Ich hab schon alle unnötigen Prozesse sowie Virenscanner usw ausgeschaltet, hat aber nix geändert.

Habt ihr vielleicht ne Idee wie ich dieses Problem lösen kann OHNE WIN 7 neu zu installieren ?

MfG

Messerjockl


----------



## lord-elveon (7. April 2011)

Es gibt zwei vorbereitende Patches, die für die Installation vom SP1 notwendig sind. Schau mal ob du das Update KB976902 (32bit oder 64bit) und das KB947821 (32bit oder 64bit) installiert hast, sonst must du auf der Microsoft-Seite schauen und sie manuell runterladen.

Sonst kannst du dir auch das SP1 als Pakt runterladen, vielleicht funktoniert es dann.

Erst wenn das SP1 installiert ist, würde ich mich um den IE9 kümmern.

mfg lord-elveon

EDIT: Auf der Microsoft-Fehlerseite zu dem SP1-Fehlercode steht auch der Link zu dem einen Update


----------



## Nafcom (8. April 2011)

Ich habe das selbe Problem! Ich habe allerdings SP1 installiert. Das Update  KB976902 hab ich schon das Update  KB947821 installiere ich gerade.

ich habe folgendes versucht um den Fehler : 800F081E zu beheben: Windows Update fix tool (freeware) und das WIndowseigene Updatefix-tool ausprobiert das man bekommt wenn man auf den fehler : 800F081E klickt (aus der Hilfe:  "WindowsUpdate_800F081E" "WindowsUpdate_dt000")
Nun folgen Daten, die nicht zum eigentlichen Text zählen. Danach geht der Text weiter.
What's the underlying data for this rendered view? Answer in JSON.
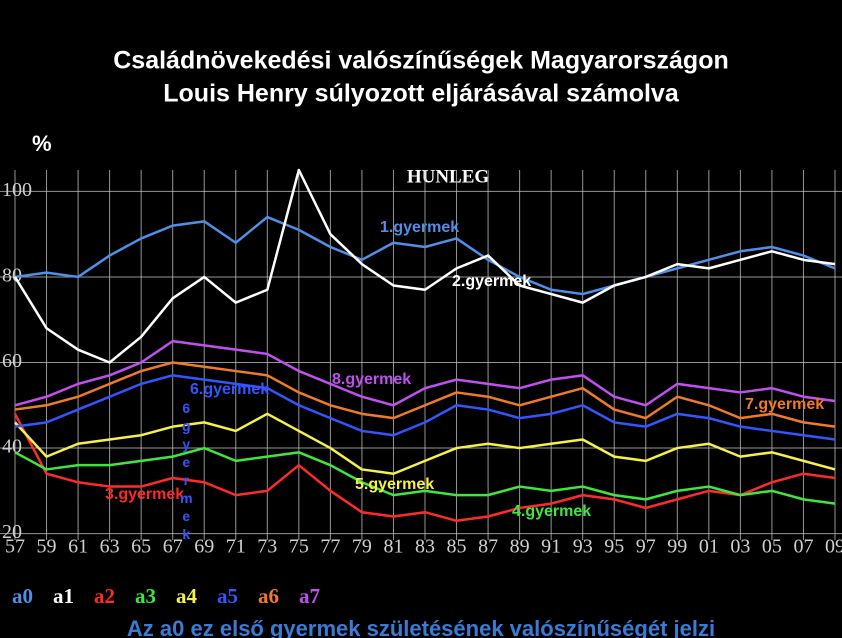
{
  "chart_data": {
    "type": "line",
    "title": "Családnövekedési valószínűségek Magyarországon",
    "subtitle": "Louis Henry súlyozott eljárásával számolva",
    "y_label": "%",
    "inset_title": "HUNLEG",
    "footnote": "Az a0 ez első gyermek születésének valószínűségét jelzi",
    "vertical_annotation": "6gyermek",
    "categories": [
      "57",
      "59",
      "61",
      "63",
      "65",
      "67",
      "69",
      "71",
      "73",
      "75",
      "77",
      "79",
      "81",
      "83",
      "85",
      "87",
      "89",
      "91",
      "93",
      "95",
      "97",
      "99",
      "01",
      "03",
      "05",
      "07",
      "09"
    ],
    "ylim": [
      15,
      105
    ],
    "yticks": [
      20,
      40,
      60,
      80,
      100
    ],
    "grid": true,
    "series": [
      {
        "name": "a0",
        "label": "1.gyermek",
        "color": "#4f8fe8",
        "values": [
          80,
          81,
          80,
          85,
          89,
          92,
          93,
          88,
          94,
          91,
          87,
          84,
          88,
          87,
          89,
          84,
          80,
          77,
          76,
          78,
          80,
          82,
          84,
          86,
          87,
          85,
          82
        ]
      },
      {
        "name": "a1",
        "label": "2.gyermek",
        "color": "#ffffff",
        "values": [
          80,
          68,
          63,
          60,
          66,
          75,
          80,
          74,
          77,
          105,
          90,
          83,
          78,
          77,
          82,
          85,
          78,
          76,
          74,
          78,
          80,
          83,
          82,
          84,
          86,
          84,
          83
        ]
      },
      {
        "name": "a2",
        "label": "3.gyermek",
        "color": "#ff2a2a",
        "values": [
          48,
          34,
          32,
          31,
          31,
          33,
          32,
          29,
          30,
          36,
          30,
          25,
          24,
          25,
          23,
          24,
          26,
          27,
          29,
          28,
          26,
          28,
          30,
          29,
          32,
          34,
          33
        ]
      },
      {
        "name": "a3",
        "label": "4.gyermek",
        "color": "#3ee63e",
        "values": [
          39,
          35,
          36,
          36,
          37,
          38,
          40,
          37,
          38,
          39,
          36,
          32,
          29,
          30,
          29,
          29,
          31,
          30,
          31,
          29,
          28,
          30,
          31,
          29,
          30,
          28,
          27
        ]
      },
      {
        "name": "a4",
        "label": "5.gyermek",
        "color": "#f5f04a",
        "values": [
          46,
          38,
          41,
          42,
          43,
          45,
          46,
          44,
          48,
          44,
          40,
          35,
          34,
          37,
          40,
          41,
          40,
          41,
          42,
          38,
          37,
          40,
          41,
          38,
          39,
          37,
          35
        ]
      },
      {
        "name": "a5",
        "label": "6.gyermek",
        "color": "#3355ff",
        "values": [
          45,
          46,
          49,
          52,
          55,
          57,
          56,
          55,
          54,
          50,
          47,
          44,
          43,
          46,
          50,
          49,
          47,
          48,
          50,
          46,
          45,
          48,
          47,
          45,
          44,
          43,
          42
        ]
      },
      {
        "name": "a6",
        "label": "7.gyermek",
        "color": "#f07a2a",
        "values": [
          49,
          50,
          52,
          55,
          58,
          60,
          59,
          58,
          57,
          53,
          50,
          48,
          47,
          50,
          53,
          52,
          50,
          52,
          54,
          49,
          47,
          52,
          50,
          47,
          48,
          46,
          45
        ]
      },
      {
        "name": "a7",
        "label": "8.gyermek",
        "color": "#c050f0",
        "values": [
          50,
          52,
          55,
          57,
          60,
          65,
          64,
          63,
          62,
          58,
          55,
          52,
          50,
          54,
          56,
          55,
          54,
          56,
          57,
          52,
          50,
          55,
          54,
          53,
          54,
          52,
          51
        ]
      }
    ]
  }
}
und es gibt noch andere Leute mit dem Problem ohne Lösung, siehe Internet Explorer 9 won’t install on a Windows operating system- What a joke! | LEHSYS

Comodo firewall habe ich übrigens schon testweise deinstalliert.


----------



## Messerjockl (8. April 2011)

Ich hab das ganze jetzt mit der Reparatur Installation von WIN 7 gelöst.

Anleitungen dafür gibbet ja reichlich im Netz.

Danach funktionieren die Updates wieder einwandfrei.


----------



## Nafcom (8. April 2011)

Ah, danke für den Tipp, werde ich machen!


----------